Jeffro runs down his list of favorite concept albums, which is a pretty good excuse for me to go through some of mine. The order, of course, is chronological. I think.
Frank Sinatra, In the Wee Small Hours (1955)
There is, they say, a dark part of the soul where it’s always 4 AM. Frank knew this terrain as well as anyone, and his travel guide is at once informative and frightening. The cover art shows the man clearly not basking in his Chairman of the Board status: he’s alone on the streets of a city bigger and colder than he’d expected. “You lie awake and think about the girl / And never even think of counting sheep.” Been there, done entirely too much of that.
The Beach Boys, Pet Sounds (1966)
It’s not exactly clear whether this is intended purely as narrative, from beginning of love affair to the final breakup, or if it’s a metaphor for Brian Wilson’s undoing. Then again, Tony Asher did the lyrics, and he’s not saying. In the meantime, this is fearlessly beautiful stuff, though Capitol insisted that an actual hit single (this would be “Sloop John B”) be dropped in somewhere to insure some sales. They’ve sold me four copies so far.
The Moody Blues, Days of Future Passed (1967)
Just another day in the life of J. Random Everyman, provided Mr. Everyman has the London Festival Orchestra at his disposal. This sounded nothing like the original Moodies big-beat stuff like “Go Now,” leaving both fans and their record label perplexed, and the Graeme Edge spoken-word bits have that patented “oh, it’s so true” synthetic pathos, but the music is so gorgeous that I didn’t care then and I don’t care now. Besides, anything that closes with “Nights in White Satin” can’t be all bad.

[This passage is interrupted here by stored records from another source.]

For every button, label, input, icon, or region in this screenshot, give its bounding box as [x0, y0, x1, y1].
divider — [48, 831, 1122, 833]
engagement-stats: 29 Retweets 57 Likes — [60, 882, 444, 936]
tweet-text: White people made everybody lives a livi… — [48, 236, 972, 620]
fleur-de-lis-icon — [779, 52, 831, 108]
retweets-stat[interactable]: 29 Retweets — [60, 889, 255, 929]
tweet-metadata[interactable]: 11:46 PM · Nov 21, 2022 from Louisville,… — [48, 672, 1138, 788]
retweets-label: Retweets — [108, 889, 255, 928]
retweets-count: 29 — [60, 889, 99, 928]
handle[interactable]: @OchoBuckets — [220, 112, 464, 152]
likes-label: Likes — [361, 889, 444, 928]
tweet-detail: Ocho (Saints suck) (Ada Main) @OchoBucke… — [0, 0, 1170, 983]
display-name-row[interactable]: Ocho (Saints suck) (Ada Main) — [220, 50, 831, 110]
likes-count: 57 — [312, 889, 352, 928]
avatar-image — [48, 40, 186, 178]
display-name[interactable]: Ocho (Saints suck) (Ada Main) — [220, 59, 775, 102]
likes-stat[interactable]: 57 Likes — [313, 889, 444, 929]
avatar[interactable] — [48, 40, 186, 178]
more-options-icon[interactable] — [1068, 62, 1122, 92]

The Who, The Who Sell Out (1967)
It’s a pirate radio broadcast and a mockery of middle-class England, all in one. More to the point, it’s a fabulous collection of songs, and its failure to sell in vast quantities pushed Pete Townshend toward the notion that maybe he’d be better off writing more thematically-connected stuff instead of mere hit singles. In other words, were it not for Sell Out, you’d never have had Tommy or Quadrophenia.
Jethro Tull, Thick as a Brick (1972)
The LP version of this opens out into a full-size broadsheet newspaper, which is concept enough. But Ian Anderson has two more axes to grind: in his guise as Boy Poet Gerald “Little Milton” Bostock, he gets to rail about man’s inhumanity to man and all that good stuff, while on the musical level, Anderson is sending up all those prog albums with three or four songs by issuing an album with one song. Benefit was better from the purely-musical standpoint, and Aqualung did a better job of denouncing things, but TAAB is sui generis.
David Bowie, The Rise and Fall of Ziggy Stardust and the Spiders from Mars (1972)
Not even Major Tom dreamed this big: “There’s a starman waiting in the sky / He’s told us not to blow it / Cause he knows it’s all worthwhile.” One of the oldest stories ever to be told, and yet evergreen. How Bowie got from here to “Fame” is anybody’s guess.
Pink Floyd, The Dark Side of the Moon (1973)
Lyricist Roger Waters points to “the sun and the moon, the light and the dark, the good and the bad, the life force as opposed to the death force” as motivating themes, and any similarity to the scary downward spiral of original Floyd frontman Syd Barrett may or may not be coincidental. Besides, there is no dark side of the moon: as a matter of fact, it’s all dark. Says so right on the record.
Rick Wakeman, The Six Wives of Henry VIII (1973)
As concepts go, this is one of the most obvious: one track, one interpretation, for each of six women. I’ve always wondered if Wakeman had originally intended the pieces to be in chronological order; he does start with Catherine of Aragon, and he ends with Catherine Parr, but things are shuffled in between, and musically, it seems to flow better that way. “Jane Seymour” (third wife, fourth track) may be the best actual representation, its subdued grace very much like Jane herself.
The Alan Parsons Project, Eve (1979)
This earns its place, not because it’s one of the stronger Project albums it isn’t but because the line between frustration and misogyny is revealed herein to be rather more difficult to establish than you’d think, a premise you’re not likely to find explored elsewhere. Besides, Clare Torry, who sings lead on “Don’t Look Back” here, is the wondrous wordless voice on “The Great Gig in the Sky” on DSOTM, insuring Eve’s inclusion here.
Nine Inch Nails, Year Zero (2007)
“Zero,” in this case, equals 2022, at which time the former United States of America, having been repeatedly attacked by terrorists, is replaced with a theocracy with more or less absolute control over the populace. If this sounds even more abrasive than your standard Trent Reznor rants, well, wait ’til you see it on HBO.
In a pinch I could probably come up with ten or twenty more, but I figure sooner or later someone else will post a list for your dining and dancing pleasure.
Addendum: And by “someone else,” I mean Michele, the one person I really hoped would post a list. (And I would defend the inclusion of The Black Parade by My Chemical Romance, which has been getting some listening-post time around here.)